The value you read on the y-axis of the chart is the minimum distance you need to accomplish the stated phase of flight under the given conditions. As a reminder, there will be different charts for different phases of flight. A phase of flight may have multiple charts. An example of this is a chart with flaps and a chart without flaps. Make sure you are using the correct charts and conditions for your aircraft and situation.

I am trying to solve a numerical problem related to determining take-off roll using a take-off distance graph. The parameters are Temp: 90F, Press. alt: 2000ft, wt: 2500lbs, headwind: 20 Knots.

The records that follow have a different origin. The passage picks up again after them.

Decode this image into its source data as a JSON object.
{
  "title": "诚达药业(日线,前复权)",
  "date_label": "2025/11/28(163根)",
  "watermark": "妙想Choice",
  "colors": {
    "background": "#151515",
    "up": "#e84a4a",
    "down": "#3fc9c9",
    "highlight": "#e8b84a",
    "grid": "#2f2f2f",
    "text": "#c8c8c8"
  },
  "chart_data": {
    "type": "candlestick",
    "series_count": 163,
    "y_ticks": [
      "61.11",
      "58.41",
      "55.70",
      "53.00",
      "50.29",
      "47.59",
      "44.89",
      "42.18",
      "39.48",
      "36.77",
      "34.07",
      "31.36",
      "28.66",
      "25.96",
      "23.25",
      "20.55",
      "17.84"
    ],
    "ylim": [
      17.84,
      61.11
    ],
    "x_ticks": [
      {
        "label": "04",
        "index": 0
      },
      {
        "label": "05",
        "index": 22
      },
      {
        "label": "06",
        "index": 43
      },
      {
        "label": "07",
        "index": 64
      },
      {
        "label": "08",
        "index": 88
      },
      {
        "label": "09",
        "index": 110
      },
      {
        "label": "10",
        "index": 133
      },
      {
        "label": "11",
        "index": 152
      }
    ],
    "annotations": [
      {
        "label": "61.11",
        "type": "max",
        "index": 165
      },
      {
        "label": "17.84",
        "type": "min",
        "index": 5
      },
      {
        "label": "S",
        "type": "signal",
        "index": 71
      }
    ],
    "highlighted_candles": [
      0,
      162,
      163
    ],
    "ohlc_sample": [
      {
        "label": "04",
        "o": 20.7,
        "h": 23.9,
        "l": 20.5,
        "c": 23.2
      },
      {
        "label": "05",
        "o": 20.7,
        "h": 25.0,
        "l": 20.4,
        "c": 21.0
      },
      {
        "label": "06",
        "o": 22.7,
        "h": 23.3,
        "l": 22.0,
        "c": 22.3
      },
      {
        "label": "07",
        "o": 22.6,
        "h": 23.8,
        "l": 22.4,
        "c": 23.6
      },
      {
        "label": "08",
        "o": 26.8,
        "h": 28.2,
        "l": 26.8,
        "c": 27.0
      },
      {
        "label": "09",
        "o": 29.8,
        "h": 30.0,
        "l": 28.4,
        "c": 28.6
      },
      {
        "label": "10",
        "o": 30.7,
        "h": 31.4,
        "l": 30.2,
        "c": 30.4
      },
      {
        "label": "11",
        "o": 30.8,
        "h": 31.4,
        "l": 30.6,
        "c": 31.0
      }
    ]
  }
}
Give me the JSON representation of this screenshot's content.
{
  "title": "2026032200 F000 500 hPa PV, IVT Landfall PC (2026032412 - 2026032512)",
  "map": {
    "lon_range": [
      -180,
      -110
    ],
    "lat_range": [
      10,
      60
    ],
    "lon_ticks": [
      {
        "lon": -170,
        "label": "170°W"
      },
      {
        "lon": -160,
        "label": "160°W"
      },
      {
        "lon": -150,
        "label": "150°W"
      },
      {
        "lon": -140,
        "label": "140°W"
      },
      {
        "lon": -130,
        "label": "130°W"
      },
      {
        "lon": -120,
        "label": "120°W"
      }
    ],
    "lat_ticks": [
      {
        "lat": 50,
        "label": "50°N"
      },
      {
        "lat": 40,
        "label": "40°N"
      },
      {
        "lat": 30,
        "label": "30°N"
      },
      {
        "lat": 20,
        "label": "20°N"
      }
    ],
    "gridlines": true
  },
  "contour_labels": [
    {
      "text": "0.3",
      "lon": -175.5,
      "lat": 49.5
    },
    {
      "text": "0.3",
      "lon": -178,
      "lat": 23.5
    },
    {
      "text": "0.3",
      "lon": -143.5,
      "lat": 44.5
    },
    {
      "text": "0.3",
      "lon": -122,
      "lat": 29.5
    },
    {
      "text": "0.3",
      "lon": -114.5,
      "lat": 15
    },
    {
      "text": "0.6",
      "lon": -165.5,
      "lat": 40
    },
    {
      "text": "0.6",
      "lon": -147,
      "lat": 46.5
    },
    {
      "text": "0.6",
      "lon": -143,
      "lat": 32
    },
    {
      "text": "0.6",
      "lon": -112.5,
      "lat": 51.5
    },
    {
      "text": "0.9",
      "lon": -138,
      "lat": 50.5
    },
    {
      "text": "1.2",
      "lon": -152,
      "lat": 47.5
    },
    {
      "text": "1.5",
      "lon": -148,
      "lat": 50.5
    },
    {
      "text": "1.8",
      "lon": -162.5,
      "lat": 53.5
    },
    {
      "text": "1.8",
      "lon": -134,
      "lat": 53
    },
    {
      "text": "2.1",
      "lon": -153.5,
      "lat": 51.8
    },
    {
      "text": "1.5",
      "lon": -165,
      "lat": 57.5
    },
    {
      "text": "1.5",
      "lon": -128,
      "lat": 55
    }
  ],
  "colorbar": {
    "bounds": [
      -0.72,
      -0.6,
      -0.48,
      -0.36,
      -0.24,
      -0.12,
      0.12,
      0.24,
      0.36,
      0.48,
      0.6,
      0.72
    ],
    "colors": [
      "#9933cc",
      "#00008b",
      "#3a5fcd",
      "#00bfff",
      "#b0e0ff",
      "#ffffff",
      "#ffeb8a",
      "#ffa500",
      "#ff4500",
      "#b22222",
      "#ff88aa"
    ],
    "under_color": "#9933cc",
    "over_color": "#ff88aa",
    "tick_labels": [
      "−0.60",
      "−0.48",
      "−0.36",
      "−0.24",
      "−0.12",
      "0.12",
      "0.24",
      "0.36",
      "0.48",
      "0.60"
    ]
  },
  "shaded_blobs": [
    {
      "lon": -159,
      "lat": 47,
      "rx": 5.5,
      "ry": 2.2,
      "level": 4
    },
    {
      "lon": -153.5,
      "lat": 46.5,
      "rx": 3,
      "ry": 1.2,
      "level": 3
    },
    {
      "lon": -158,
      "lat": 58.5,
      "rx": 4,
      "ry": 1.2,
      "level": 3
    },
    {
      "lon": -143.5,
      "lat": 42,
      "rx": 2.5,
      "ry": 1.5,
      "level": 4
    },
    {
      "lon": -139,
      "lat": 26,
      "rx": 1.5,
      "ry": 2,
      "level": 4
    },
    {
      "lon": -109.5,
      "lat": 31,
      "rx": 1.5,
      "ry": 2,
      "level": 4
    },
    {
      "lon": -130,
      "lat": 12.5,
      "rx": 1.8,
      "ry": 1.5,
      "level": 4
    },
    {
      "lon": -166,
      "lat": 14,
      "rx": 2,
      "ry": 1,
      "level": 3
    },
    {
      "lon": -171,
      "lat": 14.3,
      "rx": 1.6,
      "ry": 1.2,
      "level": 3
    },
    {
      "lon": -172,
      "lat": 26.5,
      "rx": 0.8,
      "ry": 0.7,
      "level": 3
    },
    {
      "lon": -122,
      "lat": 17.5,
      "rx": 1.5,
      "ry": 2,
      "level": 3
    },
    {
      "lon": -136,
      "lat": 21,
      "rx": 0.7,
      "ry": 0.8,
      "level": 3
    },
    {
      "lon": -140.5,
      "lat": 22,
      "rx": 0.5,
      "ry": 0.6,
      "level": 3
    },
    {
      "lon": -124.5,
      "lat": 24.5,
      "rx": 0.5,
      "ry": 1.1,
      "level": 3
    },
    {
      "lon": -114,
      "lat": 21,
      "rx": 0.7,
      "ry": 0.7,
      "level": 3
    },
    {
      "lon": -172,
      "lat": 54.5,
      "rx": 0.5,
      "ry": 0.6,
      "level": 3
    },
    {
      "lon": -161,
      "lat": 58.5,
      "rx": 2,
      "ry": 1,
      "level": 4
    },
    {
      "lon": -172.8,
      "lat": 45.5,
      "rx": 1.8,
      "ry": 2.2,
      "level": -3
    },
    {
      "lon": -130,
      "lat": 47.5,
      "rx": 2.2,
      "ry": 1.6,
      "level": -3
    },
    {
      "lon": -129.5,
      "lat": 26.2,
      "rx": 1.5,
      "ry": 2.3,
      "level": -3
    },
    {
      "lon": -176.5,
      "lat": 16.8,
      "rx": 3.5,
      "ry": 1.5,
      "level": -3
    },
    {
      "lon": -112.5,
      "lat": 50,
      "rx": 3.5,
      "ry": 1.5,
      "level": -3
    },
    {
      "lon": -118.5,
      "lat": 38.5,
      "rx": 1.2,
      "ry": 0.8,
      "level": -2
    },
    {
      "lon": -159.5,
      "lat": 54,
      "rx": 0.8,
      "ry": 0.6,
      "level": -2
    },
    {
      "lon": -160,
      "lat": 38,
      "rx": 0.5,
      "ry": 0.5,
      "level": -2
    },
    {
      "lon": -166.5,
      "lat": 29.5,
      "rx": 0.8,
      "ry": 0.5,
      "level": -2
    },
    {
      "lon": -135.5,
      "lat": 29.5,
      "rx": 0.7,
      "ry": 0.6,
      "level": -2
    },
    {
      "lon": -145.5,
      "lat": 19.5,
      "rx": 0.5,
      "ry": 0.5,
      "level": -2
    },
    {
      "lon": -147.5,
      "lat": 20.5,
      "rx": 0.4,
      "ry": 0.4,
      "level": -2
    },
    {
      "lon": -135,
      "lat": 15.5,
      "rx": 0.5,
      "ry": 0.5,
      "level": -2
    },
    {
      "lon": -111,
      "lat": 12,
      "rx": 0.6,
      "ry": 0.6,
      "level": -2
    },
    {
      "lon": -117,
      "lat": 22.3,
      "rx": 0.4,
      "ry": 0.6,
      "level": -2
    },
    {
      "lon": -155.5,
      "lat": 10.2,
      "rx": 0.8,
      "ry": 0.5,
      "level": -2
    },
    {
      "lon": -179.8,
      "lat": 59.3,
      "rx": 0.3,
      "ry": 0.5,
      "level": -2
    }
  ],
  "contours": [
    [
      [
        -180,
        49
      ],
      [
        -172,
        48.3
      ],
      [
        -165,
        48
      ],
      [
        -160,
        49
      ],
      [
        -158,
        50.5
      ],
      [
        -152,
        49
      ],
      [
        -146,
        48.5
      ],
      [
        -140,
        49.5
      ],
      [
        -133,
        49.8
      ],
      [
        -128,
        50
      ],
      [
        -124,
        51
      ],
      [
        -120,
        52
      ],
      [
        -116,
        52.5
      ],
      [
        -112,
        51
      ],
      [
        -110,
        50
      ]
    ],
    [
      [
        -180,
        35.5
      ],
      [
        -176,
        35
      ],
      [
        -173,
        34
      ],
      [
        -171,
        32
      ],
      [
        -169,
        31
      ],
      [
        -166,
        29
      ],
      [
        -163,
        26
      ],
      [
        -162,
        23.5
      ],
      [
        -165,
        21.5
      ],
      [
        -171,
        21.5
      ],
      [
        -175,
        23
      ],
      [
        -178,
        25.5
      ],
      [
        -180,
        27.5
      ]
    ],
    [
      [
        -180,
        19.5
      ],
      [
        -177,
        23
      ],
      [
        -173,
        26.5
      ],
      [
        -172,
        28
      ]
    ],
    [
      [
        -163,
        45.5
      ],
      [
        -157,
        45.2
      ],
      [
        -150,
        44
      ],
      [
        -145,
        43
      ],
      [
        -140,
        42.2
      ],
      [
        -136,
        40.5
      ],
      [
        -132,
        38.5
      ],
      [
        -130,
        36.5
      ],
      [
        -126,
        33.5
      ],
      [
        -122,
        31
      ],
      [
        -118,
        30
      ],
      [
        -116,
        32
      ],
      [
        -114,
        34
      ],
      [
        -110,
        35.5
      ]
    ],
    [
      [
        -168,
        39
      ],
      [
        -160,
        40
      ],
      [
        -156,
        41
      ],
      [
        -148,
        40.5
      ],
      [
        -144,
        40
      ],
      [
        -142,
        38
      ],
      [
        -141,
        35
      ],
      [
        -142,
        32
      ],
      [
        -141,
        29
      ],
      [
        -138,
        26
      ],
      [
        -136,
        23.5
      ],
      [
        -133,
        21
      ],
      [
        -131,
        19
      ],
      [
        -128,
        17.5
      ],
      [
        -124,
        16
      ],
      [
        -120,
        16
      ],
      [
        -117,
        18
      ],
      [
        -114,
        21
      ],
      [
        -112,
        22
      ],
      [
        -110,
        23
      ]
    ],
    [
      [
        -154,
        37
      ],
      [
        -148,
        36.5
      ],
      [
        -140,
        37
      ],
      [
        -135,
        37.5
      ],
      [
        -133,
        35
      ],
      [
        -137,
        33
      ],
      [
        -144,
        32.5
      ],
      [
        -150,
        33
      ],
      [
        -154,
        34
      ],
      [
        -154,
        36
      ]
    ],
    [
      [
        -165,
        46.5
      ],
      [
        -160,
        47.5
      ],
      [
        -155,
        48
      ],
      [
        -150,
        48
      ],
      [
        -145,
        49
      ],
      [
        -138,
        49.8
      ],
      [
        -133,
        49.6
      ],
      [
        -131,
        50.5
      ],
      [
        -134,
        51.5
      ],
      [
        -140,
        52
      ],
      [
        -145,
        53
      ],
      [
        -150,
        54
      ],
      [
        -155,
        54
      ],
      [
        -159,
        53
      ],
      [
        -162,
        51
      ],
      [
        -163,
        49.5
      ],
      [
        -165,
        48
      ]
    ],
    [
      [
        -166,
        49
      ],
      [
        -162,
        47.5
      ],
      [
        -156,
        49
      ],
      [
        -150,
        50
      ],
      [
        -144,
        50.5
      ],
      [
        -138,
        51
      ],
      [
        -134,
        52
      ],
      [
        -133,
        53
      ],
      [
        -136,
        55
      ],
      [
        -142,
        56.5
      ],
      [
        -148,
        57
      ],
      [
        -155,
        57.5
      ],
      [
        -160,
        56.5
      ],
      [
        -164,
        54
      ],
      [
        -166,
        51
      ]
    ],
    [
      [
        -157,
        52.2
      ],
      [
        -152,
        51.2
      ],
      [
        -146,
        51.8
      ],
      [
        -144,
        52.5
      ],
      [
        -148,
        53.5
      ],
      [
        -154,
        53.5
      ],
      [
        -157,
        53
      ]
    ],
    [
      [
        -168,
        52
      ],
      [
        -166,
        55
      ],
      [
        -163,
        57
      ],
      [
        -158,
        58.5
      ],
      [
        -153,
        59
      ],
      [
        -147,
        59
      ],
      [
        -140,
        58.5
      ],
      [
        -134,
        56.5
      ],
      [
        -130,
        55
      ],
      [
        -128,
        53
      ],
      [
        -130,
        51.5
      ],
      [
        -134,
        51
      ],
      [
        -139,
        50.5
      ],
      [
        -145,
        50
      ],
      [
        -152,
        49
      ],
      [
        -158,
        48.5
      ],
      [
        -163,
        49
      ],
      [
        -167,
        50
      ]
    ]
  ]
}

I got the following graph (solid red lines):

My questions/clarifications are as follows:

1. It looks like the first reference line is the "density altitude", correct?
2. Looks like the second section of the graph is a relationship between aircraft weight and take-off roll (where take-off roll distances are represented vertically on the second reference) at various density altitudes. This seems to make sense because for a certain weight, if I go up, meaning I intercept higher density altitudes, the take-off roll increases.
3. It is not very clear to me the plotting of the diagonal lines. The way I understood it is that they go from the point of interception of the reference line to a point on the vertical weight line which is midway between the inclined curves intercepting that vertical weight line.

You need to read such graphs strictly from left to right. Each new panel adds the influence of another parameter, and when you are done, the result is corrected for altitude, take-off weight, wind and obstacle height. Except for the leftmost panel, the groups of lines only help you to find the correct slope and do not represent a certain altitude.

You start with the outside air temperature. Pick what the instrument in your cockpit indicates, and go from the temperature axis straight up until you intercept the line which is closest to your given pressure altitude. This can be read directly from the altimeter if it is set correctly. You can try to interpolate between lines, but to be safe pick the next higher value.

Next, move horizontally to the first reference line. From there, follow the slope of the lines until you intercept the x-position which corresponds to your aircraft's mass. If you start between two lines, you should move such that the relative vertical distance to the neighboring lines does not change. Note that the take-off mass is also a value you should know already if your preflight was done properly.

From that point, jump off horizontally until you intercept the next reference line. Depending on wind direction, follow either the dashed or the solid lines until you arrive at the x-position which corresponds to the wind component in runway direction. You will note that for headwind you will move slightly down, so headwind shortens the take-off distance. Makes sense, right?

The last panel helps you to find both the take-off roll (obstacle height zero) and the take-off distance over a 50 ft obstacle. Here you can only extract the values at the x-positions 0 and 50 and interpolation will not work. The y-axis all the way on the right now will tell you the distances in feet.

The reference lines show the values for the standard take-off at MTOW and calm wind. The examples given by the red lines are for two different situations:

1. Solid red line: OAT is 90°F, pressure altitude is 2000ft MSL, take-off mass is 2500lbs and with a headwind of 20kts the take-off roll is 500ft. At this point your speed should be 62kts (see table). This is the result for your first question.
2. Dashed red line: OAT is 15°C, pressure altitude is 6000ft MSL (rounded up from 5650ft), take-off mass is 2950lbs and with a headwind of 9kts your take-off roll is 1400ft and the distance needed to clear the 50ft obstacle at 1.3*stall speed is 2300ft.